The investor group that experienced the greatest
“life lesson” with this sudden spike in volatility were the holders of an anti-VIX fund: VelocityShares Daily Inverse VIX Short-term ETN (XIV). For newer investors, “VIX” is a market index that measures volatility.
XIV suffered a near-100% loss over the past week, at which point the fund manager (Credit Suisse) simply folded the fund.
Betting on the VIX has been an investment option for several years: a bet that volatility would
increase. Obviously such bets would have been a losing venture over the past few years.
The short VIX fund is a much more recent market contrivance: betting against volatility. It was a good bet for a couple of years. The question is: why were people still sitting in this fund?
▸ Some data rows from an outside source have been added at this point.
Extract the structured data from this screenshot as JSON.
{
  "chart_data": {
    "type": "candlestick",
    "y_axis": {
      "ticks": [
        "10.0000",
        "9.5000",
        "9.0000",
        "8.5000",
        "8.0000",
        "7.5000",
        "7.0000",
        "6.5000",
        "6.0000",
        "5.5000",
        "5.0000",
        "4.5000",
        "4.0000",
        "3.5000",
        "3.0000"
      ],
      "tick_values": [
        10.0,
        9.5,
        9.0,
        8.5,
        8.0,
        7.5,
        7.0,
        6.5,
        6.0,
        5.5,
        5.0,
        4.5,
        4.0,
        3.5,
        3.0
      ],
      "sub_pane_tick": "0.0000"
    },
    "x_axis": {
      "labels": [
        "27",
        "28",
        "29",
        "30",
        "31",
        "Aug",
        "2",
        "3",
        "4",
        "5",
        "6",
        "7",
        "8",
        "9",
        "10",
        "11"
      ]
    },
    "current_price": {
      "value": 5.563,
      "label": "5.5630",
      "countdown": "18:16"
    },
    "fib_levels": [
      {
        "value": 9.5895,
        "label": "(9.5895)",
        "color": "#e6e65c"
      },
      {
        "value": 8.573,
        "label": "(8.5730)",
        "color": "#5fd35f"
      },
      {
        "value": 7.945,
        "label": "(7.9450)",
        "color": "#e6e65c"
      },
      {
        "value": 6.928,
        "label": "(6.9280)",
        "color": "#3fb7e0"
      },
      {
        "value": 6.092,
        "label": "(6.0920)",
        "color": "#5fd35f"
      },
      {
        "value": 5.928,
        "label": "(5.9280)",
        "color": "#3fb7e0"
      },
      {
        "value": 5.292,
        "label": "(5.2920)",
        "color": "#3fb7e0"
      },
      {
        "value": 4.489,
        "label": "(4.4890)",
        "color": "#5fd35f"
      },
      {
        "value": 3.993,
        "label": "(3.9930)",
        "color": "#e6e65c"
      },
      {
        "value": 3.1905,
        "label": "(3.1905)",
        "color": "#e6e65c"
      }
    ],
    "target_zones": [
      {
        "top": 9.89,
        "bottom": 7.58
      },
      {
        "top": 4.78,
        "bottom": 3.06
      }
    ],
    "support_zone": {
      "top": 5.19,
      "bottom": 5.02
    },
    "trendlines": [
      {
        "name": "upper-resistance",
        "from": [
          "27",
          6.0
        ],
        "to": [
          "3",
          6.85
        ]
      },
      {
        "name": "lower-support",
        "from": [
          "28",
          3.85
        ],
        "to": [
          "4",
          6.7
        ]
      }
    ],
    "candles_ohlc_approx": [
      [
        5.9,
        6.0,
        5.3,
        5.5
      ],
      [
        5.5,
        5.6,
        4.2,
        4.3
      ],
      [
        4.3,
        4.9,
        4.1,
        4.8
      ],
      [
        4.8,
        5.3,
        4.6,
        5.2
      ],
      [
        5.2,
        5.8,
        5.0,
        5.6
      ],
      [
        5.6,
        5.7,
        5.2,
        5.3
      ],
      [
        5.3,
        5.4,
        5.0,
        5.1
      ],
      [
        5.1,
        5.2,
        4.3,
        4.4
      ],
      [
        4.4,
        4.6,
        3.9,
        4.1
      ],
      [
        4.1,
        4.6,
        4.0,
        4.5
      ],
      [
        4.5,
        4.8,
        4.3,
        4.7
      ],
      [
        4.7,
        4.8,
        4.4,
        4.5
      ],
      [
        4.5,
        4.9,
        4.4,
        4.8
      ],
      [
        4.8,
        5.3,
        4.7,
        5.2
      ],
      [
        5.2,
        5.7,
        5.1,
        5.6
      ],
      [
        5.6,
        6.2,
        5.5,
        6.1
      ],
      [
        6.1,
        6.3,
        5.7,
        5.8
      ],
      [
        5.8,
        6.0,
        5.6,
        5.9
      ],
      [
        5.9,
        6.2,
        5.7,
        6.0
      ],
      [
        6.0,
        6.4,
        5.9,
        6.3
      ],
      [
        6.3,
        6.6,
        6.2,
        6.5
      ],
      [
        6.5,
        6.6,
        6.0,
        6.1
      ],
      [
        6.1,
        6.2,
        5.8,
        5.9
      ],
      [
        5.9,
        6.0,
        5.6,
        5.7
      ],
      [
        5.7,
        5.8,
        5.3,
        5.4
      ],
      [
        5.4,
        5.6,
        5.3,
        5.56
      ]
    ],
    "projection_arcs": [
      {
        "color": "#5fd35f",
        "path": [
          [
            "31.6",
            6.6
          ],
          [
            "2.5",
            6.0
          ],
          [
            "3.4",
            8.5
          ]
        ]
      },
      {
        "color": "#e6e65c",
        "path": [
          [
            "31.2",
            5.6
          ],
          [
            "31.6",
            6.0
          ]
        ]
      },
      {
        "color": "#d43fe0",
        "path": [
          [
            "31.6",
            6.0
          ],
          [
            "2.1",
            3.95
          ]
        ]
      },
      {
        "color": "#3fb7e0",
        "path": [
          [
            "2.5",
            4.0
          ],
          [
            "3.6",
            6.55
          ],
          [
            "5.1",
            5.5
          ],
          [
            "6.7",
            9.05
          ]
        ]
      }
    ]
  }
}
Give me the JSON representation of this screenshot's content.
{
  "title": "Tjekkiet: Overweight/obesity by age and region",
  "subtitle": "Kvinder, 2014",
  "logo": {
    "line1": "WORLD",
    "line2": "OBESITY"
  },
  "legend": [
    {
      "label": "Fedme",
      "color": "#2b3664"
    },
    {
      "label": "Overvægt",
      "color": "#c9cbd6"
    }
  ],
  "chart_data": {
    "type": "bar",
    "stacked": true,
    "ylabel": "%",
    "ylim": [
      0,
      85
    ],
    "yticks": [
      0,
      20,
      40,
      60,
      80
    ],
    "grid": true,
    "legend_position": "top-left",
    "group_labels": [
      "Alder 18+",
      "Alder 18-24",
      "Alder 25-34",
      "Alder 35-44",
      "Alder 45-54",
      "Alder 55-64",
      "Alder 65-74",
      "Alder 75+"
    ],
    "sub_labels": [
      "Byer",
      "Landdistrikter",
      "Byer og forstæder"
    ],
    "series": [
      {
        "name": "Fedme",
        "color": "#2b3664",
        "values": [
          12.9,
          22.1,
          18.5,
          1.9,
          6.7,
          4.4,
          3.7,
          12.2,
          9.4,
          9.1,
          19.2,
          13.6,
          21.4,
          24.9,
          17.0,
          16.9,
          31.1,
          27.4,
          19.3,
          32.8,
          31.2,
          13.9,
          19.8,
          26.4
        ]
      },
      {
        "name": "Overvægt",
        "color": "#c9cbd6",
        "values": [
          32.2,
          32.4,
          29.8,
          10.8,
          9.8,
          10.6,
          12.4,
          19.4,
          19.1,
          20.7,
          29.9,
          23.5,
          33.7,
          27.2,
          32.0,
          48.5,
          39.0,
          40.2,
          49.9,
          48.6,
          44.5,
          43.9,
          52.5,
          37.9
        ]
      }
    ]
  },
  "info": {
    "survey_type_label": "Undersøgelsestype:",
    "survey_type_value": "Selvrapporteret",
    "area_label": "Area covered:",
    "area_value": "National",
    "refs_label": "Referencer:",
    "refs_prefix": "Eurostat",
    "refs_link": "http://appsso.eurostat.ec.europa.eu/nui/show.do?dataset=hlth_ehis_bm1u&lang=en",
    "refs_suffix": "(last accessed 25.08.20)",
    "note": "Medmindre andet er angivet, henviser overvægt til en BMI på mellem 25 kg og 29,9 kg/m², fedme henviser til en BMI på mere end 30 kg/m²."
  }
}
There was no possibility that this extreme lack of volatility could get even more skewed. A certain amount of volatility is mathematically inevitable. This was a fund that could not possibly go higher, with an extremely high probability of a sharp move down – as soon as volatility returned.
Clearly those investors holding this fund suffered from terminal complacency, sitting on an investment that couldn’t possibly go higher, just because they liked it. Even more bizarre, reports indicate that the largest holders of this fund were
other fund managers.
These people are supposedly “experts” in investing. How could they have gotten caught with their pants down like this, resulting in a 100% meltdown in one of their holdings? Complacency.
Yesterday, the Dow jumped several hundred points off the open. It gave back all of those gains and moved into the red, then it spiked higher closing the day up more than 500 points. Insane.
In just a few days, we have gone from record low volatility to extremely high volatility. This could be a signal that markets have peaked. It could just be temporary turbulence. Either way, investors have received a wake-up call – especially the holders of XIV.
Volatility is a normal part of markets. They go up; they go down. Betting against volatility was a bet against human nature.
Volatility has returned to our markets. It would be unwise to bet that it is going to go away.